ABOUT

"The Little Town on Seven Hills"


H

istoric Cradensburg is a town located in the "more scenic" part of the state of New Hampshire. Located a convenient distance from major state landmark, the "Chicken Farmer I Still Love You" Rock, visitors to our town can enjoy being close enough to the landmark without risking traffic. We never get traffic in this region, but why risk it?

Our Name

While Cradensburg is known as the "little town on seven hills," Cradensburg is actually situated on twenty-one hills.
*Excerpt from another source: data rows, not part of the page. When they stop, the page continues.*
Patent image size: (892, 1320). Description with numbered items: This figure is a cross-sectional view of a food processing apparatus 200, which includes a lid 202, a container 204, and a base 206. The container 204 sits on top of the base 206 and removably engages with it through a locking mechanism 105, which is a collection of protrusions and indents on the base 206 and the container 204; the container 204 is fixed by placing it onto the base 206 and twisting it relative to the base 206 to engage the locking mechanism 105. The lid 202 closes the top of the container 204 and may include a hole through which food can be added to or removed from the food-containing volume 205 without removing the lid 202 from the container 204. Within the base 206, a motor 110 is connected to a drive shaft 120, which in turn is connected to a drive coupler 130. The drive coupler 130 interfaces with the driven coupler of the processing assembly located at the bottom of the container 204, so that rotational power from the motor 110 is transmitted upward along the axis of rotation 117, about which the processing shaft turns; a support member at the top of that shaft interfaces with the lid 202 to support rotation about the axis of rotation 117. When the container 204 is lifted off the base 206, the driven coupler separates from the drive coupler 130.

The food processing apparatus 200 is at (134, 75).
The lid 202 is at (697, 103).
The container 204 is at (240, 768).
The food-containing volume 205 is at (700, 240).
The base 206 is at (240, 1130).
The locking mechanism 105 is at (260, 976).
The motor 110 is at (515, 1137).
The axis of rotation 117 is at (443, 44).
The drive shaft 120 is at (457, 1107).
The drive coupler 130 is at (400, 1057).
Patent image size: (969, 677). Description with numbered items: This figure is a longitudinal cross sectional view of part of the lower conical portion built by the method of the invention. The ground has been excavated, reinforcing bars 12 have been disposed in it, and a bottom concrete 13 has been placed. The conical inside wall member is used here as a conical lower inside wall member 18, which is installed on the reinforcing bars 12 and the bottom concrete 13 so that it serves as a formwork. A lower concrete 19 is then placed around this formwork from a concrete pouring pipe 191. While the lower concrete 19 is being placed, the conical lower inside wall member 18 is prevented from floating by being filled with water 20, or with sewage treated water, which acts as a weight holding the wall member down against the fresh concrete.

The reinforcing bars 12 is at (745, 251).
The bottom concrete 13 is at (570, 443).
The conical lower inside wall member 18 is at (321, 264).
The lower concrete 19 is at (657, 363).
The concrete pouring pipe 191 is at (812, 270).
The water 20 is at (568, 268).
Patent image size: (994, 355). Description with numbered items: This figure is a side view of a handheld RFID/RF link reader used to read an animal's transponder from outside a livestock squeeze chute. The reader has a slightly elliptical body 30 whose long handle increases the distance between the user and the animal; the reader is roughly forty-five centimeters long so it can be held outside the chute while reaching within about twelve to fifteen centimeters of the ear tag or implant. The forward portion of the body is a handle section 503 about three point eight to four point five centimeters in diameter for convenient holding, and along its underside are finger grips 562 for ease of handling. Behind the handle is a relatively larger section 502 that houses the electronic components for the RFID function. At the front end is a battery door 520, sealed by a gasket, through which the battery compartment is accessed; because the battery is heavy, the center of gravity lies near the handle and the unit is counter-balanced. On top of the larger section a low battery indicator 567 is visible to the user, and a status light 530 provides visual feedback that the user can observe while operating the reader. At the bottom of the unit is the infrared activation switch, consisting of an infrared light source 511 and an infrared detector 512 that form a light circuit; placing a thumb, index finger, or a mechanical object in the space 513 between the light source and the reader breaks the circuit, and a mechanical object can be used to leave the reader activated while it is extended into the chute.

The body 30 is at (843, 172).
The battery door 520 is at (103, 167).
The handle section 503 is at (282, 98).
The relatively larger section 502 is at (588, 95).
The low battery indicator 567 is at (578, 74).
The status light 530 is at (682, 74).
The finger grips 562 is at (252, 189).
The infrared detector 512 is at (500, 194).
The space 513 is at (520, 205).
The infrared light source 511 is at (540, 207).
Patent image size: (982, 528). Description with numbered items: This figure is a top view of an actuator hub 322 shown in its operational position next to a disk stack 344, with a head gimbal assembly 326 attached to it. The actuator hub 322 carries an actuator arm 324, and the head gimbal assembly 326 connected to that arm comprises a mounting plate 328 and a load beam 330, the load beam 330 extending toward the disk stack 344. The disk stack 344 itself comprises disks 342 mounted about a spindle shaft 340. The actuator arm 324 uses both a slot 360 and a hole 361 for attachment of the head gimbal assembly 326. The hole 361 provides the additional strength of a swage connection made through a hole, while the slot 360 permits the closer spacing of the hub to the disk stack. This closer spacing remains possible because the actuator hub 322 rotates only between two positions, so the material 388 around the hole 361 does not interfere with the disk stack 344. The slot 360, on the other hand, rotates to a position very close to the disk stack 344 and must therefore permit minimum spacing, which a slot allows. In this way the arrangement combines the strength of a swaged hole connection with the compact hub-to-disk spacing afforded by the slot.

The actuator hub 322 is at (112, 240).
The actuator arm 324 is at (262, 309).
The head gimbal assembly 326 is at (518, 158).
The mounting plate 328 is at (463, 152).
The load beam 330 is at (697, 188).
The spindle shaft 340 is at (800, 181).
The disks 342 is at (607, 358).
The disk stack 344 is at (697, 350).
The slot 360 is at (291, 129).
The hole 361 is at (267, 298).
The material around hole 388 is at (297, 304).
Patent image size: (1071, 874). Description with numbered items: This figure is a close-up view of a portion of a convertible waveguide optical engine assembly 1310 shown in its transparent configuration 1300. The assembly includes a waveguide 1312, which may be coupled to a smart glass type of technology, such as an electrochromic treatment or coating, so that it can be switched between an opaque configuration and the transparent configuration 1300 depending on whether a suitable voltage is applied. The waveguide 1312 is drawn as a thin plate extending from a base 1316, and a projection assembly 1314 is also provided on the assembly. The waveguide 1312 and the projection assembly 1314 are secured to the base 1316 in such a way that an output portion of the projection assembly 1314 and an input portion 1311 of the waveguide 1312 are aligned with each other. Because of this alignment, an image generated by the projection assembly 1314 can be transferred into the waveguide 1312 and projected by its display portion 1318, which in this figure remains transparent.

It was originally monikered "the little town on seven-times-three hills." This is because one of our town's illustrious founders and experimental mathematician, Jedediah Jeremiah Jehosophat Jezekial had seven digits between hands and feet and argued that counting things in multiples of seven "was going to catch on." 

"The little town on seven-times-three hills was a mouthful to say and so, in 1923, the town's marketing department decided it should be called "the little town on seven hills" because it "fit better on the signs."
quote

"The Little Town on Seven-Times-Three Hills" is too much of a mouthful. 

 Since then, almost all of our town signage and brochures have been updated with the new slogan and we don't really feel like paying to update them to saying "twenty-one hills" because that's almost as bad as the first option.

Early History

Residents of Cradensburg are well known amongst ourselves as residents of the oldest town in New Hampshire. Many sources list Dover as the oldest, but in fact, it is Cradensburg.

 Named for Agnes Isabel Cradensburg the Second, Cradensburg was founded in 1623 when, in search of new fishing grounds, a band of free thinkers misplaced their maps during a heated argument about individualism and red socks. 

The band of travelers went due south when they should have gone southwest, and then north when they should have bore northeast and so came upon an Abenaki village where they refuged for the winter.

Come spring, the Abenaki had had quite enough of their ideas and politely suggested they set up a more permanent dwelling in an area long left vacant because of its proximity to a known Muskogdemoos. (A Muskogdemoos is a swamp woman who lures people to their deaths with her mournful cries.) 

Being too preoccupied with their own intellectual differences proved beneficial for our town's founders in dealing with the Muskogdemoos as they were oblivious to the cries coming from what is now called the Swamp Hill Neighborhood. 

By 1684, the Muskogdemoos had just stopped trying.

Our Present

Cradensburg is a vibrant, autonomous community, home to a thriving and diverse population, quaint commerce, and more mosquitoes than you'd ever expect in the northeast.


With twenty-one hills, a small ski resort, a lumber mill, a historic library, and more pizza parlors and cemeteries per capita than any other town in the nation, we are an independent, but welcoming destination for newcomers and visitors alike.


We are proudly a chicken-friendly community with one of the most tolerant chicken ordinances in all of New England.